Through recent acquisitions and the need for efficient production scale in its formative years, Genius found itself holding substantive volume positions in own-label free-from bakery.
However, it is no great surprise that own-label proved to be commercially unrewarding territory for a venture capital-backed business, keen for a return on investment (ROI).
Retailers have encouraged new production capacity in the growing free-from sector. But own-label brings volume into the category and, classically, value heads quietly out the back door.
This doesn’t happen all at once – so let’s use a baking analogy – it’s like someone is pinching the value in the loaf one slice at a time. Then, one day, there are just a few slices left and no loaf.
Genius appears to have decided the UK gluten-free own-label bakery market is now an undifferentiated volume game, with retailers not willing to pay a sufficient enough premium for its style of provenance or innovation.
After all, you don’t see venture capitalists pumping cash into many own-label suppliers these days – it’s hard to drive a 15- 20% year-on-year ROI.
Genius CEO Jeremy Bradley cited the new strategy as ‘focusing on developing and investing in a strong Genius brand’ to drive growth. This sounds like a good plan and the inference is clear: own-label contracts were marginal in venture-capital terms and acting as a value drag.
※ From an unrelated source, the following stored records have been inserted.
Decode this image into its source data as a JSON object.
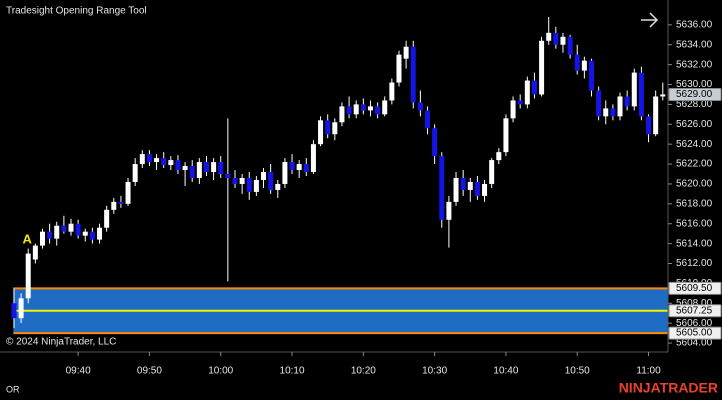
{
  "chart_data": {
    "type": "candlestick",
    "title": "Tradesight Opening Range Tool",
    "copyright": "© 2024 NinjaTrader, LLC",
    "footer_tab": "OR",
    "brand": "NINJATRADER",
    "annotation": "A",
    "up_color": "#ffffff",
    "down_color": "#1414e6",
    "wick_color": "#ffffff",
    "range_fill": "#1f6cc4",
    "range_line_color": "#ff8a00",
    "range_mid_color": "#f2f200",
    "ylim": [
      5603.1,
      5638.5
    ],
    "yticks": [
      {
        "value": 5604,
        "label": "5604.00"
      },
      {
        "value": 5606,
        "label": "5606.00"
      },
      {
        "value": 5608,
        "label": "5608.00"
      },
      {
        "value": 5610,
        "label": "5610.00"
      },
      {
        "value": 5612,
        "label": "5612.00"
      },
      {
        "value": 5614,
        "label": "5614.00"
      },
      {
        "value": 5616,
        "label": "5616.00"
      },
      {
        "value": 5618,
        "label": "5618.00"
      },
      {
        "value": 5620,
        "label": "5620.00"
      },
      {
        "value": 5622,
        "label": "5622.00"
      },
      {
        "value": 5624,
        "label": "5624.00"
      },
      {
        "value": 5626,
        "label": "5626.00"
      },
      {
        "value": 5628,
        "label": "5628.00"
      },
      {
        "value": 5630,
        "label": "5630.00"
      },
      {
        "value": 5632,
        "label": "5632.00"
      },
      {
        "value": 5634,
        "label": "5634.00"
      },
      {
        "value": 5636,
        "label": "5636.00"
      }
    ],
    "opening_range": {
      "high": {
        "value": 5609.5,
        "label": "5609.50"
      },
      "mid": {
        "value": 5607.25,
        "label": "5607.25"
      },
      "low": {
        "value": 5605,
        "label": "5605.00"
      }
    },
    "last_price": {
      "value": 5629,
      "label": "5629.00"
    },
    "categories": [
      null,
      null,
      null,
      null,
      null,
      null,
      null,
      null,
      null,
      "09:40",
      null,
      null,
      null,
      null,
      null,
      null,
      null,
      null,
      null,
      "09:50",
      null,
      null,
      null,
      null,
      null,
      null,
      null,
      null,
      null,
      "10:00",
      null,
      null,
      null,
      null,
      null,
      null,
      null,
      null,
      null,
      "10:10",
      null,
      null,
      null,
      null,
      null,
      null,
      null,
      null,
      null,
      "10:20",
      null,
      null,
      null,
      null,
      null,
      null,
      null,
      null,
      null,
      "10:30",
      null,
      null,
      null,
      null,
      null,
      null,
      null,
      null,
      null,
      "10:40",
      null,
      null,
      null,
      null,
      null,
      null,
      null,
      null,
      null,
      "10:50",
      null,
      null,
      null,
      null,
      null,
      null,
      null,
      null,
      null,
      "11:00",
      null,
      null
    ],
    "ohlc": [
      [
        5608,
        5609.5,
        5605.5,
        5606.5
      ],
      [
        5606.5,
        5609,
        5606,
        5608.5
      ],
      [
        5608.5,
        5613.5,
        5608,
        5613
      ],
      [
        5612.4,
        5614,
        5612,
        5613.8
      ],
      [
        5613.8,
        5615.5,
        5613.5,
        5615.2
      ],
      [
        5615.2,
        5616,
        5614,
        5614.5
      ],
      [
        5614.5,
        5616.2,
        5613.8,
        5615.8
      ],
      [
        5615.8,
        5616.8,
        5615,
        5615.2
      ],
      [
        5615.2,
        5616.5,
        5614.8,
        5616
      ],
      [
        5616,
        5616.4,
        5614.5,
        5614.8
      ],
      [
        5614.8,
        5615.5,
        5614.2,
        5615.2
      ],
      [
        5615.2,
        5615.6,
        5614,
        5614.4
      ],
      [
        5614.4,
        5616,
        5614,
        5615.6
      ],
      [
        5615.6,
        5617.8,
        5615.2,
        5617.4
      ],
      [
        5617.4,
        5618.6,
        5617,
        5618.2
      ],
      [
        5618.2,
        5618.8,
        5617.6,
        5618
      ],
      [
        5618,
        5620.6,
        5617.8,
        5620.2
      ],
      [
        5620.2,
        5622.6,
        5619.8,
        5622
      ],
      [
        5622,
        5623.4,
        5621.6,
        5623
      ],
      [
        5623,
        5623.4,
        5621.8,
        5622.2
      ],
      [
        5622.2,
        5623,
        5621.4,
        5622.6
      ],
      [
        5622.6,
        5623.2,
        5621.6,
        5621.9
      ],
      [
        5621.9,
        5622.8,
        5621.4,
        5622.4
      ],
      [
        5622.4,
        5622.9,
        5621,
        5621.4
      ],
      [
        5621.4,
        5622.2,
        5619.8,
        5621.8
      ],
      [
        5621.8,
        5622.4,
        5620.2,
        5620.6
      ],
      [
        5620.6,
        5622.6,
        5620,
        5622.2
      ],
      [
        5622.2,
        5622.8,
        5620.8,
        5621.2
      ],
      [
        5621.2,
        5622.6,
        5620.4,
        5622.2
      ],
      [
        5622.2,
        5622.8,
        5620.6,
        5621
      ],
      [
        5621,
        5626.6,
        5610.2,
        5620.6
      ],
      [
        5620.6,
        5621.4,
        5619.6,
        5620
      ],
      [
        5620,
        5621,
        5619,
        5620.6
      ],
      [
        5620.6,
        5621.2,
        5618.4,
        5619.2
      ],
      [
        5619.2,
        5620.8,
        5618.8,
        5620.4
      ],
      [
        5620.4,
        5621.6,
        5619.6,
        5621.2
      ],
      [
        5621.2,
        5622,
        5619,
        5619.4
      ],
      [
        5619.4,
        5620.4,
        5618.6,
        5620
      ],
      [
        5620,
        5622.6,
        5619.6,
        5622.2
      ],
      [
        5622.2,
        5623,
        5621,
        5621.4
      ],
      [
        5621.4,
        5622.4,
        5620.6,
        5622
      ],
      [
        5622,
        5622.6,
        5620.8,
        5621.2
      ],
      [
        5621.2,
        5624.4,
        5621,
        5624
      ],
      [
        5624,
        5626.8,
        5623.8,
        5626.4
      ],
      [
        5626.4,
        5627,
        5624.6,
        5625
      ],
      [
        5625,
        5626.6,
        5624.4,
        5626.2
      ],
      [
        5626.2,
        5628.2,
        5625.8,
        5627.8
      ],
      [
        5627.8,
        5628.8,
        5626.6,
        5627
      ],
      [
        5627,
        5628.4,
        5626.6,
        5628
      ],
      [
        5628,
        5628.6,
        5627,
        5627.4
      ],
      [
        5627.4,
        5628.4,
        5626.8,
        5627.8
      ],
      [
        5627.8,
        5628.2,
        5626.6,
        5627
      ],
      [
        5627,
        5628.8,
        5626.8,
        5628.4
      ],
      [
        5628.4,
        5630.6,
        5628,
        5630.2
      ],
      [
        5630.2,
        5633.4,
        5629.8,
        5633
      ],
      [
        5632.6,
        5634.4,
        5631.6,
        5633.8
      ],
      [
        5633.8,
        5634.4,
        5627.6,
        5628.2
      ],
      [
        5628.2,
        5629.4,
        5626.8,
        5627.4
      ],
      [
        5627.4,
        5627.8,
        5625,
        5625.6
      ],
      [
        5625.6,
        5626,
        5622,
        5622.8
      ],
      [
        5622.8,
        5623.2,
        5615.6,
        5616.4
      ],
      [
        5616.4,
        5618.8,
        5613.6,
        5618.2
      ],
      [
        5618.2,
        5621.2,
        5617.8,
        5620.6
      ],
      [
        5620.6,
        5621.4,
        5618.8,
        5619.4
      ],
      [
        5619.4,
        5620.6,
        5618.2,
        5620.2
      ],
      [
        5620.2,
        5620.8,
        5618.4,
        5618.8
      ],
      [
        5618.8,
        5620.4,
        5618.2,
        5620
      ],
      [
        5620,
        5622.6,
        5619.6,
        5622.4
      ],
      [
        5622.4,
        5623.6,
        5622,
        5623.2
      ],
      [
        5623.2,
        5627,
        5622.8,
        5626.6
      ],
      [
        5626.6,
        5628.8,
        5626.2,
        5628.4
      ],
      [
        5628.4,
        5629,
        5627.6,
        5628
      ],
      [
        5628,
        5630.8,
        5627.6,
        5630.4
      ],
      [
        5630.4,
        5631.2,
        5628.6,
        5629
      ],
      [
        5629,
        5634.8,
        5628.8,
        5634.4
      ],
      [
        5634.4,
        5636.8,
        5634,
        5635.2
      ],
      [
        5635.2,
        5635.8,
        5633.6,
        5634
      ],
      [
        5634,
        5635.2,
        5633.2,
        5634.8
      ],
      [
        5634.8,
        5635,
        5632.6,
        5633
      ],
      [
        5633,
        5634,
        5631,
        5631.4
      ],
      [
        5631.4,
        5632.8,
        5630.6,
        5632.4
      ],
      [
        5632.4,
        5632.6,
        5628.8,
        5629.4
      ],
      [
        5629.4,
        5629.8,
        5626.4,
        5626.8
      ],
      [
        5626.8,
        5628.4,
        5626,
        5627.6
      ],
      [
        5627.6,
        5628,
        5626.4,
        5626.8
      ],
      [
        5626.8,
        5629.2,
        5626.4,
        5628.8
      ],
      [
        5628.8,
        5629.4,
        5627.4,
        5627.8
      ],
      [
        5627.8,
        5631.6,
        5627.4,
        5631.2
      ],
      [
        5631.2,
        5631.8,
        5626.4,
        5626.8
      ],
      [
        5626.8,
        5627,
        5624.2,
        5625
      ],
      [
        5625,
        5629.4,
        5624.8,
        5628.8
      ],
      [
        5628.8,
        5630.2,
        5628.4,
        5629
      ]
    ]
  }
}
Genius recovered well from a product recall in 2015 – going on to acquire frozen food manufacturer Chapel Foods five months later – and is clearly a brand trusted and valued by consumers. However, although brands represent 76% of the category, this is a falling share, so competition will only intensify.
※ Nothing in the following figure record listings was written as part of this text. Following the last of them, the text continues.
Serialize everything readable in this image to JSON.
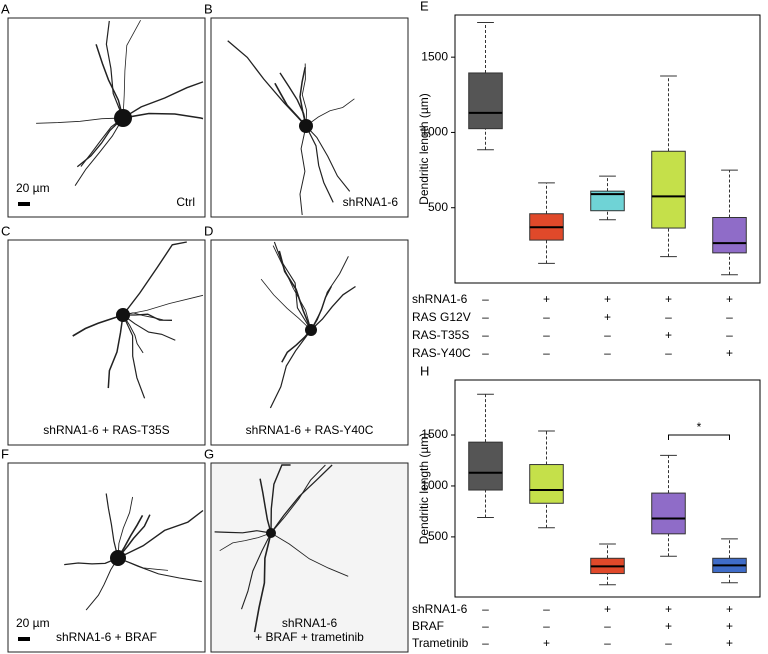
{
  "panels": [
    {
      "letter": "A",
      "caption": [
        "Ctrl"
      ],
      "scale_bar": "20 µm"
    },
    {
      "letter": "B",
      "caption": [
        "shRNA1-6"
      ]
    },
    {
      "letter": "C",
      "caption": [
        "shRNA1-6 + RAS-T35S"
      ]
    },
    {
      "letter": "D",
      "caption": [
        "shRNA1-6 + RAS-Y40C"
      ]
    },
    {
      "letter": "F",
      "caption": [
        "shRNA1-6 + BRAF"
      ],
      "scale_bar": "20 µm"
    },
    {
      "letter": "G",
      "caption": [
        "shRNA1-6",
        "+ BRAF + trametinib"
      ]
    }
  ],
  "chart_data": [
    {
      "type": "box",
      "label": "E",
      "ylabel": "Dendritic length (µm)",
      "ylim": [
        0,
        1780
      ],
      "yticks": [
        500,
        1000,
        1500
      ],
      "boxes": [
        {
          "color": "#555555",
          "min": 885,
          "q1": 1025,
          "median": 1130,
          "q3": 1395,
          "max": 1730
        },
        {
          "color": "#e0492a",
          "min": 130,
          "q1": 285,
          "median": 370,
          "q3": 460,
          "max": 665
        },
        {
          "color": "#6fd3d6",
          "min": 420,
          "q1": 480,
          "median": 590,
          "q3": 610,
          "max": 710
        },
        {
          "color": "#c5e04a",
          "min": 175,
          "q1": 365,
          "median": 575,
          "q3": 875,
          "max": 1375
        },
        {
          "color": "#8f6cc8",
          "min": 55,
          "q1": 200,
          "median": 265,
          "q3": 435,
          "max": 750
        }
      ],
      "conditions": [
        {
          "name": "shRNA1-6",
          "marks": [
            "–",
            "+",
            "+",
            "+",
            "+"
          ]
        },
        {
          "name": "RAS G12V",
          "marks": [
            "–",
            "–",
            "+",
            "–",
            "–"
          ]
        },
        {
          "name": "RAS-T35S",
          "marks": [
            "–",
            "–",
            "–",
            "+",
            "–"
          ]
        },
        {
          "name": "RAS-Y40C",
          "marks": [
            "–",
            "–",
            "–",
            "–",
            "+"
          ]
        }
      ]
    },
    {
      "type": "box",
      "label": "H",
      "ylabel": "Dendritic length (µm)",
      "ylim": [
        -90,
        2040
      ],
      "yticks": [
        500,
        1000,
        1500
      ],
      "annotation": "*",
      "boxes": [
        {
          "color": "#555555",
          "min": 690,
          "q1": 960,
          "median": 1130,
          "q3": 1430,
          "max": 1900
        },
        {
          "color": "#c5e04a",
          "min": 590,
          "q1": 830,
          "median": 960,
          "q3": 1210,
          "max": 1540
        },
        {
          "color": "#e0492a",
          "min": 30,
          "q1": 140,
          "median": 210,
          "q3": 290,
          "max": 430
        },
        {
          "color": "#8f6cc8",
          "min": 310,
          "q1": 530,
          "median": 680,
          "q3": 930,
          "max": 1300
        },
        {
          "color": "#3f6cc8",
          "min": 50,
          "q1": 150,
          "median": 220,
          "q3": 290,
          "max": 480
        }
      ],
      "conditions": [
        {
          "name": "shRNA1-6",
          "marks": [
            "–",
            "–",
            "+",
            "+",
            "+"
          ]
        },
        {
          "name": "BRAF",
          "marks": [
            "–",
            "–",
            "–",
            "+",
            "+"
          ]
        },
        {
          "name": "Trametinib",
          "marks": [
            "–",
            "+",
            "–",
            "–",
            "+"
          ]
        }
      ]
    }
  ]
}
Having exited own-label, Genius needs to play to win in the branded space. And there are two key areas it is best to focus on in free-from. Firstly, the healthy space – where brands need to invest in technical product development skills to improve the nutritional profile of products, especially fat, saturated fat and sugar, which is particularly tough in bakery. Secondly, there should be a renewed focus on convenience, especially ready-to-eat and ready-to-cook. The brands that address these two trends will be in a great position for future growth.